Spätestens bei der Verteilung der Flüchtlinge aus den vom amerikanischen "War on Terror" ruinierten Staaten des Mittleren Ostens haben sich die ost- und südeuropäischen Staaten dann für das "Schäuble-Regime" der Finanzkrisenbewältigung mittels strafbewehrtem Kaputtsparen als neuer faktischer EU-Richtlinie gerächt und Merkel eine lange Nase gezeigt, die deshalb auf ihrer "Willkommenskultur" sitzen blieb.
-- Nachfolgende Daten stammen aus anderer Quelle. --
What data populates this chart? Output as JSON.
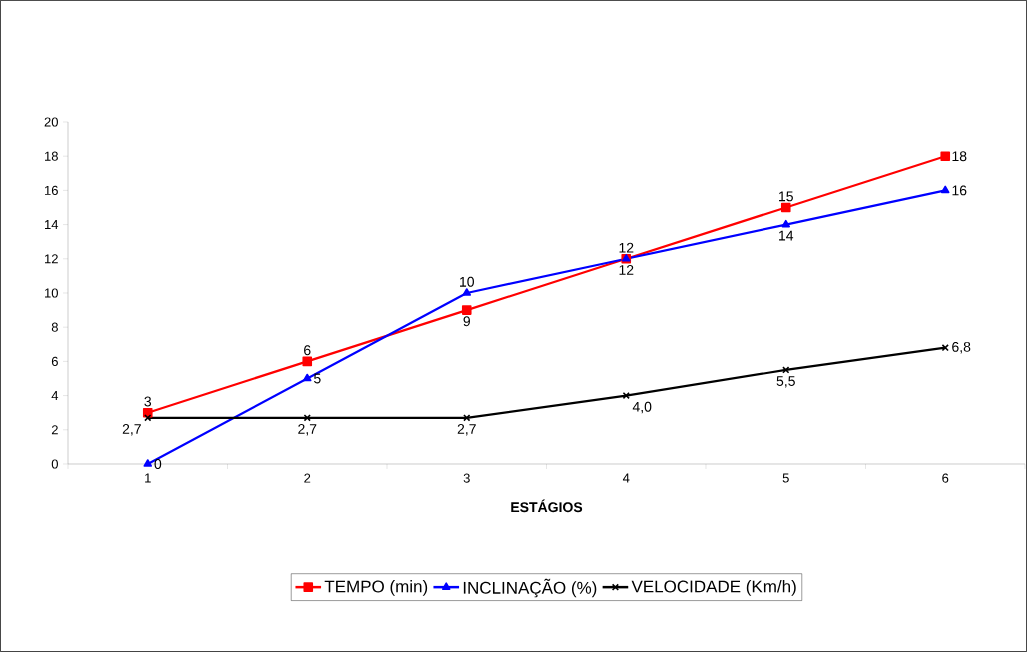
{
  "chart_data": {
    "type": "line",
    "xlabel": "ESTÁGIOS",
    "categories": [
      "1",
      "2",
      "3",
      "4",
      "5",
      "6"
    ],
    "ylim": [
      0,
      20
    ],
    "yticks": [
      0,
      2,
      4,
      6,
      8,
      10,
      12,
      14,
      16,
      18,
      20
    ],
    "grid": false,
    "legend": "bottom",
    "line_style": "solid",
    "series": [
      {
        "name": "TEMPO (min)",
        "color": "#ff0000",
        "marker": "square",
        "values": [
          3,
          6,
          9,
          12,
          15,
          18
        ],
        "value_labels": [
          "3",
          "6",
          "9",
          "12",
          "15",
          "18"
        ]
      },
      {
        "name": "INCLINAÇÃO (%)",
        "color": "#0000ff",
        "marker": "triangle",
        "values": [
          0,
          5,
          10,
          12,
          14,
          16
        ],
        "value_labels": [
          "0",
          "5",
          "10",
          "12",
          "14",
          "16"
        ]
      },
      {
        "name": "VELOCIDADE (Km/h)",
        "color": "#000000",
        "marker": "cross",
        "values": [
          2.7,
          2.7,
          2.7,
          4.0,
          5.5,
          6.8
        ],
        "value_labels": [
          "2,7",
          "2,7",
          "2,7",
          "4,0",
          "5,5",
          "6,8"
        ]
      }
    ]
  }
}
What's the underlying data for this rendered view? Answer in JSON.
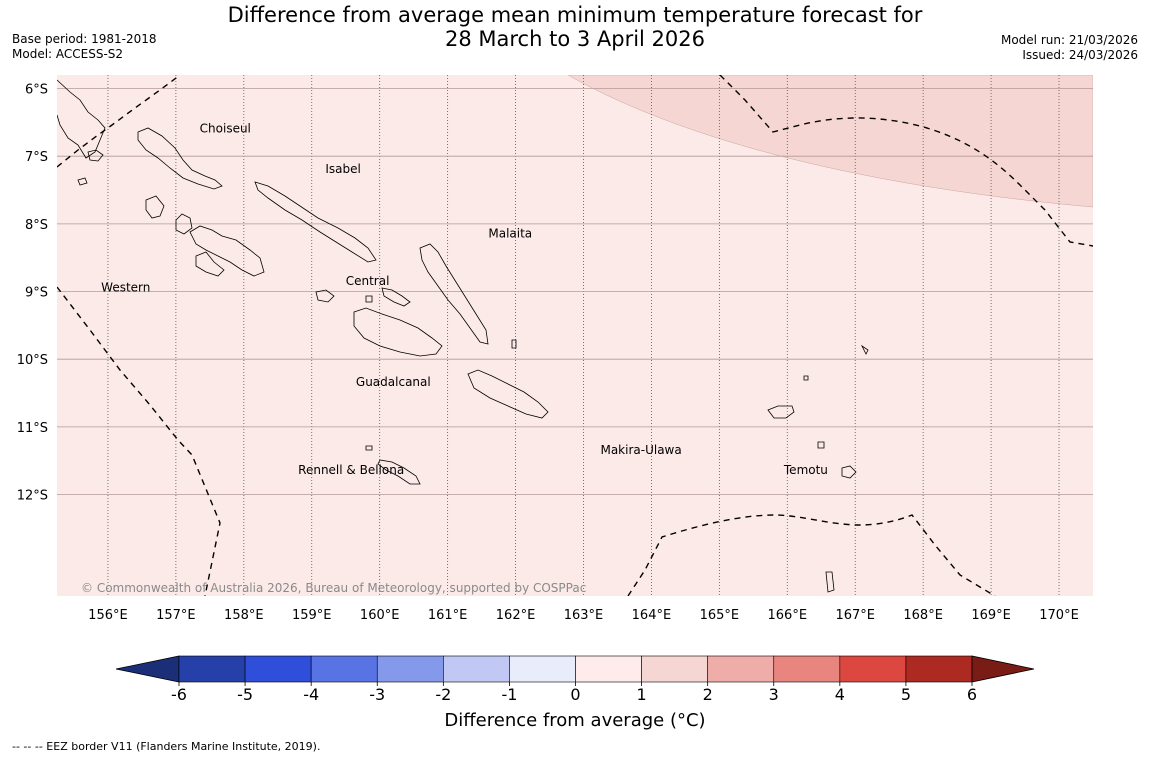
{
  "header": {
    "title_line1": "Difference from average mean minimum temperature forecast for",
    "title_line2": "28 March to 3 April 2026",
    "base_period": "Base period: 1981-2018",
    "model": "Model: ACCESS-S2",
    "model_run": "Model run: 21/03/2026",
    "issued": "Issued: 24/03/2026"
  },
  "map": {
    "lon_range": [
      155.25,
      170.5
    ],
    "lat_range": [
      -5.8,
      -13.5
    ],
    "lon_ticks": [
      156,
      157,
      158,
      159,
      160,
      161,
      162,
      163,
      164,
      165,
      166,
      167,
      168,
      169,
      170
    ],
    "lon_labels": [
      "156°E",
      "157°E",
      "158°E",
      "159°E",
      "160°E",
      "161°E",
      "162°E",
      "163°E",
      "164°E",
      "165°E",
      "166°E",
      "167°E",
      "168°E",
      "169°E",
      "170°E"
    ],
    "lat_ticks": [
      -6,
      -7,
      -8,
      -9,
      -10,
      -11,
      -12
    ],
    "lat_labels": [
      "6°S",
      "7°S",
      "8°S",
      "9°S",
      "10°S",
      "11°S",
      "12°S"
    ],
    "background_color": "#fbeae8",
    "anomaly_band_color": "#f5d6d2",
    "provinces": [
      {
        "name": "Choiseul",
        "lon": 157.35,
        "lat": -6.65
      },
      {
        "name": "Isabel",
        "lon": 159.2,
        "lat": -7.25
      },
      {
        "name": "Malaita",
        "lon": 161.6,
        "lat": -8.2
      },
      {
        "name": "Western",
        "lon": 155.9,
        "lat": -9.0
      },
      {
        "name": "Central",
        "lon": 159.5,
        "lat": -8.9
      },
      {
        "name": "Guadalcanal",
        "lon": 159.65,
        "lat": -10.4
      },
      {
        "name": "Makira-Ulawa",
        "lon": 163.25,
        "lat": -11.4
      },
      {
        "name": "Rennell & Bellona",
        "lon": 158.8,
        "lat": -11.7
      },
      {
        "name": "Temotu",
        "lon": 165.95,
        "lat": -11.7
      }
    ],
    "copyright": "© Commonwealth of Australia 2026, Bureau of Meteorology, supported by COSPPac"
  },
  "colorbar": {
    "ticks": [
      "-6",
      "-5",
      "-4",
      "-3",
      "-2",
      "-1",
      "0",
      "1",
      "2",
      "3",
      "4",
      "5",
      "6"
    ],
    "colors": [
      "#2540a8",
      "#2f4fdb",
      "#5873e3",
      "#8599ea",
      "#c0c8f3",
      "#e9ecfb",
      "#fdeceb",
      "#f5d6d2",
      "#efadaa",
      "#e8857f",
      "#dc4840",
      "#ad2a22"
    ],
    "low_extend_color": "#1a2f78",
    "high_extend_color": "#7a1c16",
    "label": "Difference from average ($^\\circ$C)",
    "label_display": "Difference from average (°C)"
  },
  "legend": {
    "eez": "--  --  -- EEZ border V11 (Flanders Marine Institute, 2019)."
  }
}
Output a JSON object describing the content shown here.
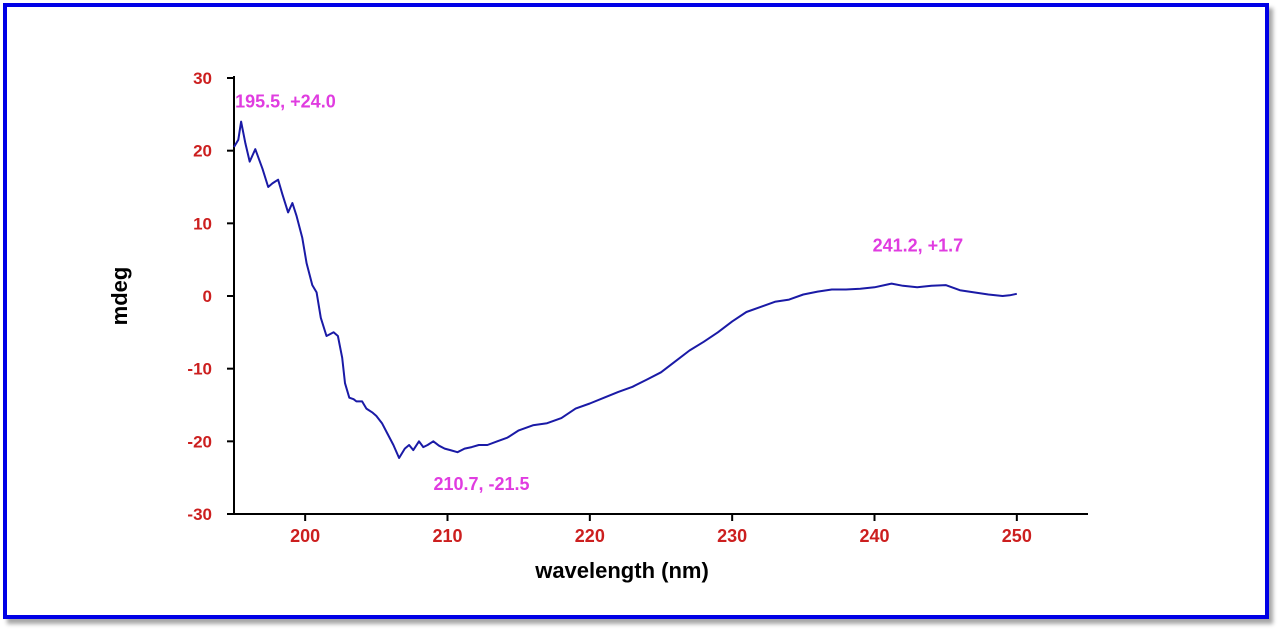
{
  "colors": {
    "frame": "#0000e6",
    "line": "#1a1aa6",
    "tick_labels": "#cc1f1f",
    "annotations": "#e03ce0",
    "axes": "#000000"
  },
  "chart_data": {
    "type": "line",
    "xlabel": "wavelength (nm)",
    "ylabel": "mdeg",
    "xlim": [
      195,
      255
    ],
    "ylim": [
      -30,
      30
    ],
    "x_ticks": [
      200,
      210,
      220,
      230,
      240,
      250
    ],
    "y_ticks": [
      -30,
      -20,
      -10,
      0,
      10,
      20,
      30
    ],
    "x_tick_labels": [
      "200",
      "210",
      "220",
      "230",
      "240",
      "250"
    ],
    "y_tick_labels": [
      "-30",
      "-20",
      "-10",
      "0",
      "10",
      "20",
      "30"
    ],
    "grid": false,
    "series": [
      {
        "x": [
          195.0,
          195.3,
          195.5,
          195.8,
          196.1,
          196.5,
          197.0,
          197.4,
          197.7,
          198.1,
          198.4,
          198.8,
          199.1,
          199.4,
          199.8,
          200.1,
          200.5,
          200.8,
          201.1,
          201.5,
          201.7,
          202.0,
          202.3,
          202.6,
          202.8,
          203.1,
          203.4,
          203.6,
          204.0,
          204.3,
          204.7,
          205.0,
          205.4,
          205.8,
          206.2,
          206.6,
          207.0,
          207.3,
          207.6,
          208.0,
          208.3,
          208.6,
          209.0,
          209.4,
          209.8,
          210.2,
          210.7,
          211.2,
          211.7,
          212.2,
          212.8,
          213.5,
          214.2,
          215.0,
          216.0,
          217.0,
          218.0,
          219.0,
          220.0,
          221.0,
          222.0,
          223.0,
          224.0,
          225.0,
          226.0,
          227.0,
          228.0,
          229.0,
          230.0,
          231.0,
          232.0,
          233.0,
          234.0,
          235.0,
          236.0,
          237.0,
          238.0,
          239.0,
          240.0,
          241.2,
          242.0,
          243.0,
          244.0,
          245.0,
          246.0,
          247.0,
          248.0,
          249.0,
          249.5,
          250.0
        ],
        "y": [
          20.5,
          21.5,
          24.0,
          21.0,
          18.5,
          20.2,
          17.5,
          15.0,
          15.5,
          16.0,
          14.0,
          11.5,
          12.8,
          11.0,
          8.0,
          4.5,
          1.5,
          0.5,
          -3.0,
          -5.5,
          -5.3,
          -5.0,
          -5.5,
          -8.5,
          -12.0,
          -14.0,
          -14.2,
          -14.5,
          -14.5,
          -15.5,
          -16.0,
          -16.5,
          -17.5,
          -19.0,
          -20.5,
          -22.3,
          -21.0,
          -20.5,
          -21.2,
          -20.0,
          -20.8,
          -20.5,
          -20.0,
          -20.6,
          -21.0,
          -21.2,
          -21.5,
          -21.0,
          -20.8,
          -20.5,
          -20.5,
          -20.0,
          -19.5,
          -18.5,
          -17.8,
          -17.5,
          -16.8,
          -15.5,
          -14.8,
          -14.0,
          -13.2,
          -12.5,
          -11.5,
          -10.5,
          -9.0,
          -7.5,
          -6.3,
          -5.0,
          -3.5,
          -2.2,
          -1.5,
          -0.8,
          -0.5,
          0.2,
          0.6,
          0.9,
          0.9,
          1.0,
          1.2,
          1.7,
          1.4,
          1.2,
          1.4,
          1.5,
          0.8,
          0.5,
          0.2,
          0.0,
          0.1,
          0.3
        ]
      }
    ],
    "annotations": [
      {
        "text": "195.5, +24.0",
        "x": 195.5,
        "y": 24.0
      },
      {
        "text": "210.7, -21.5",
        "x": 210.7,
        "y": -21.5
      },
      {
        "text": "241.2, +1.7",
        "x": 241.2,
        "y": 1.7
      }
    ]
  }
}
Offensichtlich wurde nämlich ebenso, dass es sich die maßgeblichen Akteure der EU mit der Dublin-Vereinbarung, dass diejenigen Staaten für die Geflüchteten zuständig sein sollten, bei denen sie zufällig qua Küstenlinien oder räumlicher Nähe zu den Kriegsgebieten strandeten, zu leicht gemacht und den "schwarzen Peter" Ländern zugeschoben hatten, die die Folgen der Weltfinanzkrise kaum in den Griff bekamen.
Bis zur Finanzkrise hingegen sahen auch die "schwächeren" EU-Staaten die EU als notwendiges bis nützliches Übel an, was durchaus eine reale Grundlage hatte: Mittels zahlreicher Fördertöpfe für Infrastruktur, Landwirtschaft und Soziales brachte die EU die Angleichung der Lebensverhältnisse in ihren "goldenen Jahren" durchaus ein Stück weit voran, wovon das vortreffliche Straßennetz bis in die tiefsten Provinzen Spaniens, Portugal und Italien ebenso zeugt wie die üppige Förderung der Landwirtschaft in den osteuropäischen Beitrittsländern.
Gleichzeitig profitierten die kapitalistischen Führungsnationen in der EU, allen voran Deutschland, von diesen neuen Märkten, die großen Geschäftsbanken schließlich von der Kreditwürdigkeit, die der Euro plötzlich der abgehängten EU-Peripherie verlieh, was deren Staatsführungen zu üppiger Verschuldung in der neuen, scheinbar grenzenlos vertrauenswürdigen Währung verleitete.
Damit machte die Weltfinanzkrise Schluss: Die Rechnung wurde präsentiert, zahlreiche Angleichungserfolge der letzten Jahre bis Jahrzehnte zunichte gemacht, indem die Krisenlasten auf den hochverschuldeten Staaten Süd- und Osteuropas abgeladen wurden - waren diese in der Lesart der "Sieger" doch selber schuld: Hätten sie halt nicht so viel Eurokredit beansprucht, müssten die "Finanzmärkte" nicht so misstrauisch sein! Die Opfer einer derartigen Austeritätspolitik bekamen Europa nun von einer Seite präsentiert, die die bisherige Kosten-Nutzen-Rechnung ihrer EU-Mitgliedschaft in ihren Augen gehörig relativierte oder gar ins Gegenteil verkehrte.
Mit dem Erstarken der rechtspopulistischen Parteien bei der Europawahl am Sonntag werden die bisherigen, gangbaren Verlaufsformen des Widerspruchs der EU, die etablierten institutionellen Formen des politischen Miteinanders als Mittel des nationalen Konkurrenzvorteils gegen die anderen Mitglieder nutzen zu wollen, wohl weiter erodieren bzw. in Frage gestellt; vor allem wird sich zeigen, ob auf dieser Grundlage noch politische Kompromisse in wichtigen Fragen erzielt werden können, die zu umsetzbaren Entscheidungsergebnissen führen.